After leaving Mumbai in 1988, I served as a school teacher at Choithram School, Indore, till 1992. I even taught Grades 3 to 5 in a single session. Yet, the spirit was always high. I loved taking classes, creating activity sheets, and even wrote articles I mailed to U.S. education journals—long before emails were common.

If there was one shortcoming I admit, it was in checking large stacks of answer books. I often rationalised, “I’m a creative person, so it’s okay.” In hindsight, it wasn’t—but the honesty helped me grow.


🔄 The Decade of Churn (1988–1997)

It was a whirlwind decade. Imagine this combination:

  • Ph.D. work in progress

  • Three job transitions

  • Tutoring assignments

  • Young children at home

  • My father's passing

  • Moving cities (including a stint at Pravara Nagar near Shirdi)

  • And other unspoken hardships

Through it all, one thing stayed steady: my commitment to becoming a better maths teacher.

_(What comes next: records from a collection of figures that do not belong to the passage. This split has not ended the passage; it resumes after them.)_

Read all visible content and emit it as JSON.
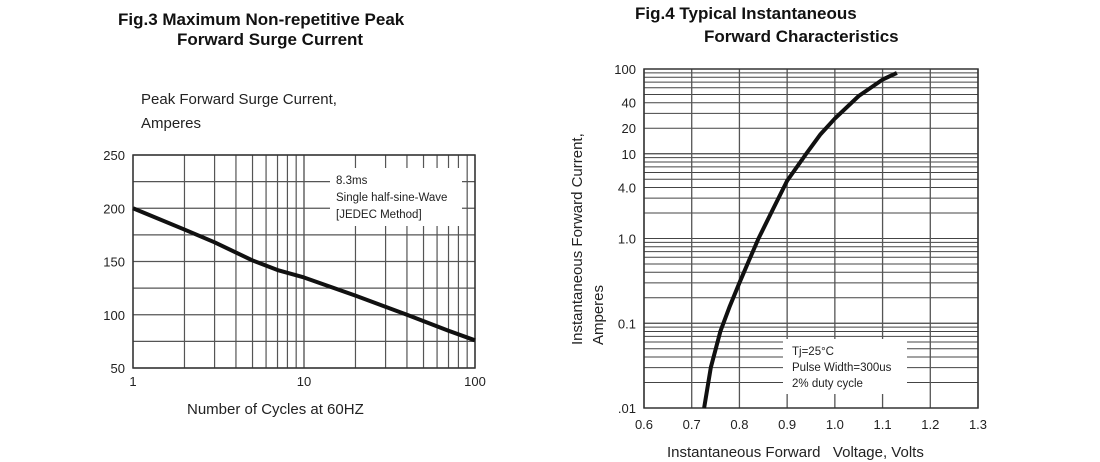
{
  "chart_data": [
    {
      "type": "line",
      "title_line1": "Fig.3 Maximum Non-repetitive Peak",
      "title_line2": "Forward Surge Current",
      "ylabel_line1": "Peak Forward Surge Current,",
      "ylabel_line2": "Amperes",
      "xlabel": "Number of Cycles at 60HZ",
      "xscale": "log",
      "xlim": [
        1,
        100
      ],
      "ylim": [
        50,
        250
      ],
      "xticks": [
        1,
        10,
        100
      ],
      "xtick_labels": [
        "1",
        "10",
        "100"
      ],
      "yticks": [
        50,
        100,
        150,
        200,
        250
      ],
      "ytick_labels": [
        "50",
        "100",
        "150",
        "200",
        "250"
      ],
      "grid": true,
      "annotation": [
        "8.3ms",
        "Single half-sine-Wave",
        "[JEDEC Method]"
      ],
      "series": [
        {
          "name": "Peak Forward Surge Current",
          "x": [
            1,
            2,
            3,
            5,
            7,
            10,
            20,
            40,
            70,
            100
          ],
          "y": [
            200,
            180,
            168,
            151,
            142,
            135,
            118,
            100,
            85,
            76
          ]
        }
      ]
    },
    {
      "type": "line",
      "title_line1": "Fig.4 Typical Instantaneous",
      "title_line2": "Forward Characteristics",
      "ylabel_line1": "Instantaneous Forward Current,",
      "ylabel_line2": "Amperes",
      "xlabel": "Instantaneous Forward   Voltage, Volts",
      "yscale": "log",
      "xlim": [
        0.6,
        1.3
      ],
      "ylim": [
        0.01,
        100
      ],
      "xticks": [
        0.6,
        0.7,
        0.8,
        0.9,
        1.0,
        1.1,
        1.2,
        1.3
      ],
      "xtick_labels": [
        "0.6",
        "0.7",
        "0.8",
        "0.9",
        "1.0",
        "1.1",
        "1.2",
        "1.3"
      ],
      "yticks": [
        0.01,
        0.1,
        1,
        4,
        10,
        20,
        40,
        100
      ],
      "ytick_labels": [
        ".01",
        "0.1",
        "1.0",
        "4.0",
        "10",
        "20",
        "40",
        "100"
      ],
      "grid": true,
      "annotation": [
        "Tj=25°C",
        "Pulse Width=300us",
        "2% duty cycle"
      ],
      "series": [
        {
          "name": "Forward Current",
          "x": [
            0.726,
            0.74,
            0.76,
            0.78,
            0.8,
            0.82,
            0.84,
            0.87,
            0.9,
            0.94,
            0.97,
            1.0,
            1.05,
            1.1,
            1.13
          ],
          "y": [
            0.01,
            0.03,
            0.08,
            0.16,
            0.3,
            0.55,
            1.0,
            2.2,
            4.8,
            10,
            17,
            26,
            48,
            75,
            90
          ]
        }
      ]
    }
  ]
}
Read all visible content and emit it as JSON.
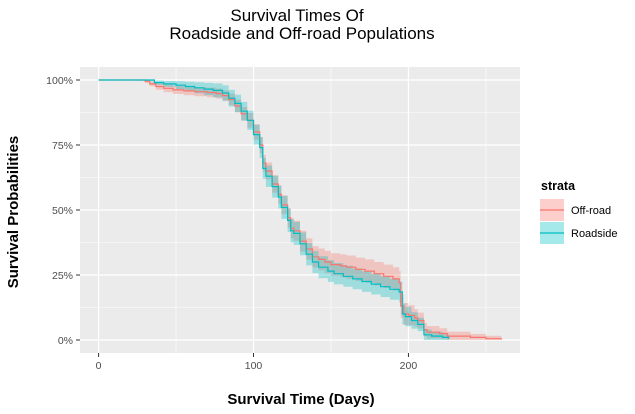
{
  "chart_data": {
    "type": "line",
    "title": [
      "Survival Times Of",
      "Roadside and Off-road Populations"
    ],
    "xlabel": "Survival Time (Days)",
    "ylabel": "Survival Probabilities",
    "xlim": [
      -12,
      272
    ],
    "ylim": [
      -0.05,
      1.05
    ],
    "x_ticks": [
      0,
      100,
      200
    ],
    "y_ticks": [
      0,
      0.25,
      0.5,
      0.75,
      1.0
    ],
    "y_tick_labels": [
      "0%",
      "25%",
      "50%",
      "75%",
      "100%"
    ],
    "grid": true,
    "legend": {
      "title": "strata",
      "position": "right"
    },
    "series": [
      {
        "name": "Off-road",
        "color": "#F8766D",
        "fill": "#F8766D",
        "points": [
          [
            0,
            1.0
          ],
          [
            25,
            1.0
          ],
          [
            30,
            0.995
          ],
          [
            33,
            0.985
          ],
          [
            37,
            0.975
          ],
          [
            42,
            0.968
          ],
          [
            48,
            0.962
          ],
          [
            55,
            0.958
          ],
          [
            62,
            0.955
          ],
          [
            70,
            0.952
          ],
          [
            76,
            0.948
          ],
          [
            80,
            0.94
          ],
          [
            84,
            0.925
          ],
          [
            88,
            0.9
          ],
          [
            92,
            0.87
          ],
          [
            96,
            0.845
          ],
          [
            100,
            0.8
          ],
          [
            104,
            0.75
          ],
          [
            106,
            0.68
          ],
          [
            108,
            0.65
          ],
          [
            112,
            0.6
          ],
          [
            116,
            0.56
          ],
          [
            118,
            0.52
          ],
          [
            122,
            0.47
          ],
          [
            124,
            0.43
          ],
          [
            126,
            0.42
          ],
          [
            130,
            0.38
          ],
          [
            134,
            0.35
          ],
          [
            138,
            0.32
          ],
          [
            142,
            0.31
          ],
          [
            146,
            0.3
          ],
          [
            150,
            0.29
          ],
          [
            156,
            0.285
          ],
          [
            160,
            0.28
          ],
          [
            166,
            0.272
          ],
          [
            172,
            0.265
          ],
          [
            178,
            0.255
          ],
          [
            184,
            0.245
          ],
          [
            190,
            0.235
          ],
          [
            194,
            0.22
          ],
          [
            195,
            0.13
          ],
          [
            197,
            0.1
          ],
          [
            200,
            0.095
          ],
          [
            204,
            0.085
          ],
          [
            206,
            0.075
          ],
          [
            210,
            0.04
          ],
          [
            212,
            0.03
          ],
          [
            220,
            0.025
          ],
          [
            225,
            0.015
          ],
          [
            240,
            0.01
          ],
          [
            250,
            0.005
          ],
          [
            260,
            0.002
          ]
        ],
        "band_width": [
          [
            0,
            0.0
          ],
          [
            25,
            0.003
          ],
          [
            40,
            0.015
          ],
          [
            80,
            0.02
          ],
          [
            100,
            0.03
          ],
          [
            130,
            0.04
          ],
          [
            160,
            0.045
          ],
          [
            195,
            0.045
          ],
          [
            210,
            0.025
          ],
          [
            230,
            0.015
          ],
          [
            260,
            0.01
          ]
        ]
      },
      {
        "name": "Roadside",
        "color": "#00BFC4",
        "fill": "#00BFC4",
        "points": [
          [
            0,
            1.0
          ],
          [
            30,
            1.0
          ],
          [
            36,
            0.99
          ],
          [
            42,
            0.985
          ],
          [
            50,
            0.98
          ],
          [
            56,
            0.975
          ],
          [
            62,
            0.97
          ],
          [
            68,
            0.965
          ],
          [
            74,
            0.96
          ],
          [
            80,
            0.95
          ],
          [
            84,
            0.93
          ],
          [
            88,
            0.91
          ],
          [
            92,
            0.88
          ],
          [
            96,
            0.845
          ],
          [
            100,
            0.79
          ],
          [
            104,
            0.74
          ],
          [
            106,
            0.66
          ],
          [
            108,
            0.63
          ],
          [
            112,
            0.59
          ],
          [
            116,
            0.55
          ],
          [
            118,
            0.51
          ],
          [
            122,
            0.46
          ],
          [
            124,
            0.42
          ],
          [
            126,
            0.41
          ],
          [
            130,
            0.37
          ],
          [
            134,
            0.33
          ],
          [
            138,
            0.3
          ],
          [
            142,
            0.28
          ],
          [
            148,
            0.265
          ],
          [
            152,
            0.255
          ],
          [
            158,
            0.245
          ],
          [
            164,
            0.235
          ],
          [
            170,
            0.225
          ],
          [
            176,
            0.215
          ],
          [
            182,
            0.205
          ],
          [
            188,
            0.195
          ],
          [
            194,
            0.185
          ],
          [
            196,
            0.1
          ],
          [
            198,
            0.09
          ],
          [
            202,
            0.075
          ],
          [
            206,
            0.06
          ],
          [
            210,
            0.02
          ],
          [
            215,
            0.015
          ],
          [
            222,
            0.01
          ],
          [
            226,
            0.005
          ]
        ],
        "band_width": [
          [
            0,
            0.0
          ],
          [
            30,
            0.005
          ],
          [
            60,
            0.02
          ],
          [
            90,
            0.035
          ],
          [
            120,
            0.045
          ],
          [
            160,
            0.04
          ],
          [
            196,
            0.04
          ],
          [
            210,
            0.02
          ],
          [
            226,
            0.01
          ]
        ]
      }
    ]
  }
}
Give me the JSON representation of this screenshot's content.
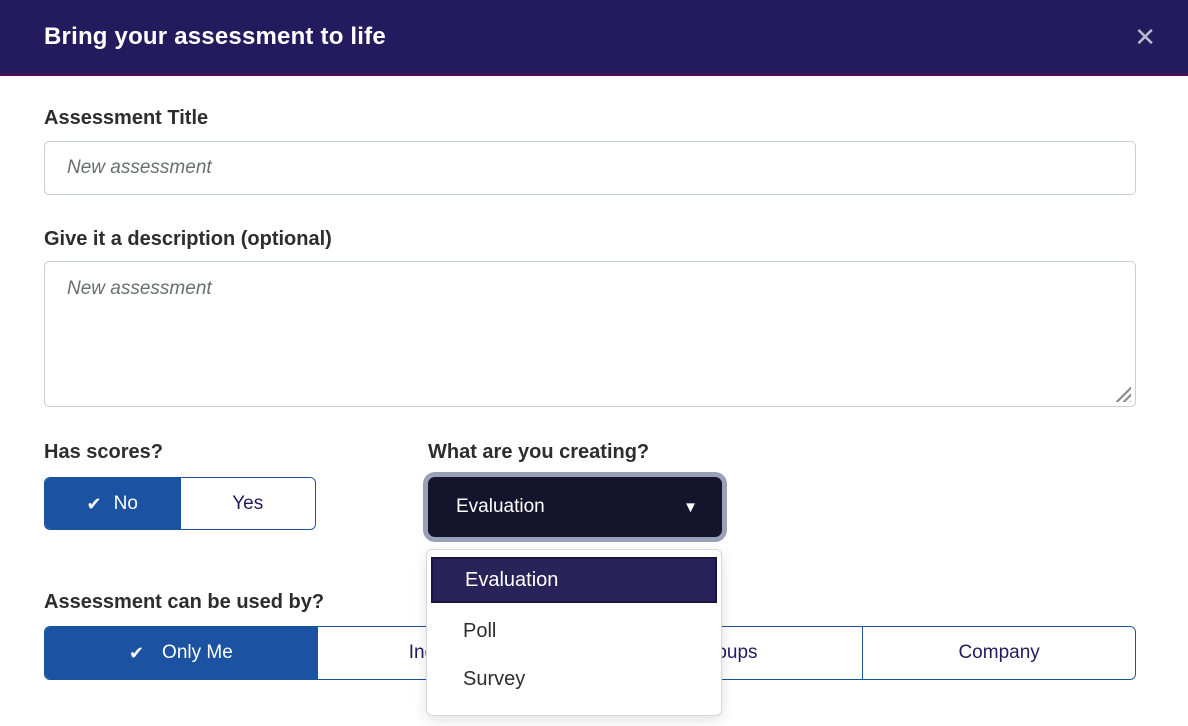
{
  "header": {
    "title": "Bring your assessment to life"
  },
  "icons": {
    "close": "✕",
    "check": "✔",
    "caret_down": "▼"
  },
  "fields": {
    "title": {
      "label": "Assessment Title",
      "placeholder": "New assessment",
      "value": ""
    },
    "description": {
      "label": "Give it a description (optional)",
      "placeholder": "New assessment",
      "value": ""
    }
  },
  "has_scores": {
    "label": "Has scores?",
    "selected": "No",
    "options": [
      {
        "label": "No",
        "selected": true
      },
      {
        "label": "Yes",
        "selected": false
      }
    ]
  },
  "creating": {
    "label": "What are you creating?",
    "selected": "Evaluation",
    "dropdown_open": true,
    "options": [
      {
        "label": "Evaluation",
        "selected": true
      },
      {
        "label": "Poll",
        "selected": false
      },
      {
        "label": "Survey",
        "selected": false
      }
    ]
  },
  "used_by": {
    "label": "Assessment can be used by?",
    "selected": "Only Me",
    "options": [
      {
        "label": "Only Me",
        "selected": true
      },
      {
        "label": "Individuals",
        "selected": false
      },
      {
        "label": "Groups",
        "selected": false
      },
      {
        "label": "Company",
        "selected": false
      }
    ]
  },
  "colors": {
    "header_bg": "#241b5e",
    "header_accent_border": "#4a1057",
    "primary_blue": "#1b52a1",
    "dark_navy_text": "#241b5e",
    "select_bg": "#15142d",
    "focus_ring": "#9aa0ba",
    "option_highlight": "#2a2359"
  }
}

💡 The Shift to Research-Driven Teaching

My time at Choithram School marked a turning point. I met Mr. Bramhdatt Tiwari, a trained school counsellor from Canada, who taught me to break maths teaching into three essential dimensions:

  • Conceptual clarity

  • Operational fluency

  • Problem-solving ability

This framework changed everything.

I also met Mr. Jiten Sharma—a friend, mentor, and to this day, a thought partner in building Moghe Education Consultancy into a meaningful educational entity.